Throughout this period, Mick Jagger, lead singer of the Rolling Stones, pursued her repeatedly. She refused him several times out of loyalty to Jimmy, but when Jimmy's indifference became undeniable, she finally slept with Mick, fulfilling a long-held teenage fantasy. She later attended the disastrous Altamont free concert, where a concertgoer was killed in front of the stage, and comforted a shaken Mick at his hotel.

To support herself, Pamela took a job at Danceland, a dance hall where she earned eight cents a minute dancing with lonely men. She began a relationship with Marty, co-owner of Granny Takes a Trip, a fashionable London clothing store, and followed him to England. His compulsive infidelity gave her the beginnings of a bleeding ulcer. When he ended their exclusivity, she traveled through France, Italy, Austria, and Holland with her friend Renee, selling keef, a cannabis product, to fund the journey.

Frank Zappa cast her in his film 200 Motels, where she met Ringo Starr of the Beatles and Keith Moon of the Who. She returned to Los Angeles, worked as governess for the Zappa children, Moon and Dweezil, and watched the GTO's officially dissolve. She then met Don Johnson, a struggling actor, and they moved in together. His explosive temper and relentless criticism kept her anxious. When fourteen-year-old Melanie Griffith, the daughter of actress Tippi Hedren, appeared on the set of Johnson's film The Harrad Experiment, the two grew closer. A painful confrontation followed Pamela's own indiscretion with Keith Moon, and Johnson confirmed his involvement with Melanie. Pamela bowed out, grieving but standing up for herself.
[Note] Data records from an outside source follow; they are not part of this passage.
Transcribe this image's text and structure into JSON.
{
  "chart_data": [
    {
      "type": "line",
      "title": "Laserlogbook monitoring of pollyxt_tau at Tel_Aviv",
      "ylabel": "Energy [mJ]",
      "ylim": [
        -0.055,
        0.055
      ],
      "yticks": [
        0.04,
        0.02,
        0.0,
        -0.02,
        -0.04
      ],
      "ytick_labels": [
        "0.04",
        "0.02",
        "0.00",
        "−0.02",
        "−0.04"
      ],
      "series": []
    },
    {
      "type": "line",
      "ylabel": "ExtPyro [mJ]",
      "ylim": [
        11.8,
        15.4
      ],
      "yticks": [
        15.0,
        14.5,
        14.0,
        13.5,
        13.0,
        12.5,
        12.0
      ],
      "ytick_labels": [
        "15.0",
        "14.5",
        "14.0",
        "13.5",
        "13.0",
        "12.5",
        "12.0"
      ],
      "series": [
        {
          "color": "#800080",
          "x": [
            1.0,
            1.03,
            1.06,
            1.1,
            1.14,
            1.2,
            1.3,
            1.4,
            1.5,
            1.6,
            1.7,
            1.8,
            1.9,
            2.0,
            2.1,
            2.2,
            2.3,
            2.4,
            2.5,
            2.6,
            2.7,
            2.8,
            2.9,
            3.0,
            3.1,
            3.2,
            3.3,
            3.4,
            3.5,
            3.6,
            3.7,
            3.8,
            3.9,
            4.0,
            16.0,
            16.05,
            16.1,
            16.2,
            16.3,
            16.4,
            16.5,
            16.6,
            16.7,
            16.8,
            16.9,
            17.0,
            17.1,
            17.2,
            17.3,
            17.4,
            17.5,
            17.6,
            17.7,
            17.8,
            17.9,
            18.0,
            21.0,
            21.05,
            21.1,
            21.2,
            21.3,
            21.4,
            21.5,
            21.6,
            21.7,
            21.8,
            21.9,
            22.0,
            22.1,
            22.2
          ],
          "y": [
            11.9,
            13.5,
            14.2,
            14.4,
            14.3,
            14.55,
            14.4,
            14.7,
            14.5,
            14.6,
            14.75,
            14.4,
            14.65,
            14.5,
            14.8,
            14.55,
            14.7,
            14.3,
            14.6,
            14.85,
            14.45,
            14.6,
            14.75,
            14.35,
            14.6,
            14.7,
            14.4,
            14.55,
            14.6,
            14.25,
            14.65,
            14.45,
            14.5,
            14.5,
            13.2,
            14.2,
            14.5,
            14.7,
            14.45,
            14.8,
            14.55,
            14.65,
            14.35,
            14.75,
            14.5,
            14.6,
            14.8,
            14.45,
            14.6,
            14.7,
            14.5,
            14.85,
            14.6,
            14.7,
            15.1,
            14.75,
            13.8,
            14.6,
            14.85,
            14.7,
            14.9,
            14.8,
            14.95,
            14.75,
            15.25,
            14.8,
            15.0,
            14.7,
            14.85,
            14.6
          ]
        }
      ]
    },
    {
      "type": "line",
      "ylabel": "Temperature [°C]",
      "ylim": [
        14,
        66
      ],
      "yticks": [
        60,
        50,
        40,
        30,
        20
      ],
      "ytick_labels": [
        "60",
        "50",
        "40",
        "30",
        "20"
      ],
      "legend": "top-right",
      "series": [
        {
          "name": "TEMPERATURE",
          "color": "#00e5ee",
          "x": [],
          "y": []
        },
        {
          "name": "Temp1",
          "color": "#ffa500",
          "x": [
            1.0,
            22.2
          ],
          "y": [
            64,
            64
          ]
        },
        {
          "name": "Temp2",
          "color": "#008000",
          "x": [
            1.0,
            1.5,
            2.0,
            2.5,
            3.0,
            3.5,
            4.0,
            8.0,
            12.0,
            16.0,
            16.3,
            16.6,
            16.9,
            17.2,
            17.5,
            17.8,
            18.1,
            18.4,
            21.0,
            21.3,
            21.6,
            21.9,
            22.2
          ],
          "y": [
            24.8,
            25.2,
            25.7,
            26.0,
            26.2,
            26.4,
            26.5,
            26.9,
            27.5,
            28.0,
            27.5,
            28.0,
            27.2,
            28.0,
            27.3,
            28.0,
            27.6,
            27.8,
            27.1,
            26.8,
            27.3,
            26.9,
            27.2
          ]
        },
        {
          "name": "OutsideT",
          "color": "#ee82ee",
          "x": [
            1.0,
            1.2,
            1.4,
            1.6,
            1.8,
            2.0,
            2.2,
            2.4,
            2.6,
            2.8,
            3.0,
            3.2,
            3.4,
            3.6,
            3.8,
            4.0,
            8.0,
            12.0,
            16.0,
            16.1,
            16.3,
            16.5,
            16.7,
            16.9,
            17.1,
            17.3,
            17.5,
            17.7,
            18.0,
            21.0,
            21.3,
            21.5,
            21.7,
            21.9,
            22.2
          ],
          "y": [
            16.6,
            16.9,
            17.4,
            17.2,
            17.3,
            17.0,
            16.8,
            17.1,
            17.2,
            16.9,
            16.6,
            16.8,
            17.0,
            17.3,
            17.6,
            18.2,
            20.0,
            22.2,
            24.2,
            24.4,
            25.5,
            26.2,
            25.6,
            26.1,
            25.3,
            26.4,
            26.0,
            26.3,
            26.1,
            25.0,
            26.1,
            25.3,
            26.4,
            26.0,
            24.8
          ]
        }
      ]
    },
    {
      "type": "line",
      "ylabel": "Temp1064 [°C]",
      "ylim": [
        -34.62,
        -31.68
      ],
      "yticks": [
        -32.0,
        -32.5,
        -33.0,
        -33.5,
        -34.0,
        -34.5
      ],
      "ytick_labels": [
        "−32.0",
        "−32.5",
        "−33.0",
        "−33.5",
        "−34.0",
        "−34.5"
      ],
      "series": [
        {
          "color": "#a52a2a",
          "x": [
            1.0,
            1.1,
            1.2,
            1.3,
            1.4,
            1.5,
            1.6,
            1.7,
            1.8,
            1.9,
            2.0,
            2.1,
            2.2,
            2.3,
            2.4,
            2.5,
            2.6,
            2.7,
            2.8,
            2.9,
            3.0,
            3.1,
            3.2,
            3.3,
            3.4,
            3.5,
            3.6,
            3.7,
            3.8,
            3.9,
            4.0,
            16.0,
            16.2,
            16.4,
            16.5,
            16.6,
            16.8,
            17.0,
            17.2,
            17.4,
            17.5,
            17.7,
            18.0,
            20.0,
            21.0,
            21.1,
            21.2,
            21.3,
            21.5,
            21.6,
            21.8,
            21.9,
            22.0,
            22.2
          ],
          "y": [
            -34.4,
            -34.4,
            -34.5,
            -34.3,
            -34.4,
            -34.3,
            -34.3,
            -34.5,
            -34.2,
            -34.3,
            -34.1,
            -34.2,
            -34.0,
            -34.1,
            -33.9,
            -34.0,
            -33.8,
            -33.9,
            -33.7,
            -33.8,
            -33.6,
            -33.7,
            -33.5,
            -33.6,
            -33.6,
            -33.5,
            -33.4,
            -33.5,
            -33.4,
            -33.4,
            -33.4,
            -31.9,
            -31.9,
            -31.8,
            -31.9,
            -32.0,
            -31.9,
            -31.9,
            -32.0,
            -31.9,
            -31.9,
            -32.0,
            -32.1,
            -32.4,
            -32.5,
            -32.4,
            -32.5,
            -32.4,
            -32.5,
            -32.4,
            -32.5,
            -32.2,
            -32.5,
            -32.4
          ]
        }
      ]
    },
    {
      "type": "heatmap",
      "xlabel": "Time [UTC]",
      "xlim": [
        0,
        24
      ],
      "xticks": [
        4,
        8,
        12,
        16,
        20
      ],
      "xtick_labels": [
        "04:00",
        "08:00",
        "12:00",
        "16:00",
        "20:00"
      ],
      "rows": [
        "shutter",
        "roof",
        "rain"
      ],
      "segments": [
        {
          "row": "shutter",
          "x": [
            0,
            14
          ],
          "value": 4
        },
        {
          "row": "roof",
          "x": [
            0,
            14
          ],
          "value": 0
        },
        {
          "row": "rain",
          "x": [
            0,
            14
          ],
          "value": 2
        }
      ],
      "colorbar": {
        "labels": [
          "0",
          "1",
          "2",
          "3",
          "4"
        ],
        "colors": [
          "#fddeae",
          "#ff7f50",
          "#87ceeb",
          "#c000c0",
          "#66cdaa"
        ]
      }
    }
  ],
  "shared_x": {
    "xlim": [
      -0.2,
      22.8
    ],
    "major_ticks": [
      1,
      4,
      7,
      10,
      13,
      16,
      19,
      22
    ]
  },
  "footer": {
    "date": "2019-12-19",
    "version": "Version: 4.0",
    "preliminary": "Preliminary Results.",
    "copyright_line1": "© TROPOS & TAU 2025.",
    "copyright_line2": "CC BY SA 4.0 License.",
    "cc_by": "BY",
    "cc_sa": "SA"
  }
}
A period of loss followed. Brandon de Wilde died in a car accident. Gram Parsons died of a drug overdose at the Joshua Tree Inn; his manager stole the body and attempted to cremate it in the desert, fulfilling Gram's wishes. Christine Frka, known within the group as Miss Christine, died alone in a Boston hotel room from a prescription drug overdose. Pamela deepened her spiritual practice under the guidance of Chuck Wein, a filmmaker she called "The Wizard," studying karma, vegetarianism, and meditation.

On the set of Wein's film Arizonaslim in January 1974, Pamela met Michael Des Barres, the lead singer of the glam-rock band Silverhead. He adored everything about her that previous men had tried to suppress: her groupie history, her flamboyance, her past. She discovered he was secretly married to a woman in London, but he explained the marriage was already over. The decisive moment came when Elvis Presley's hairdresser invited her to the King's house and she declined, because she was in love with Michael. He arrived in Los Angeles with five dollars and a hair dryer in a paper bag, having left everything behind to start a new life with her.

They married four and a half years later in a Laurel Canyon backyard, and their son, Nicholas Dean Des Barres, was born shortly after. Michael's drug and alcohol addiction became the central struggle of their marriage, with Pamela quitting all substances to set an example. After years of worry, Michael achieved lasting sobriety. In updates written years later, Pamela reported that she and Michael had separated but remained close. She became a journalist and creative writing teacher. Don Johnson achieved fame with Miami Vice, and Pamela, Michael, Don, and his partner Patti D'Arbanville became close friends; Pamela also reconciled with Melanie Griffith. She finally met Paul McCartney, her fourth and final Beatle, backstage after a concert, presenting him with a copy of this very book.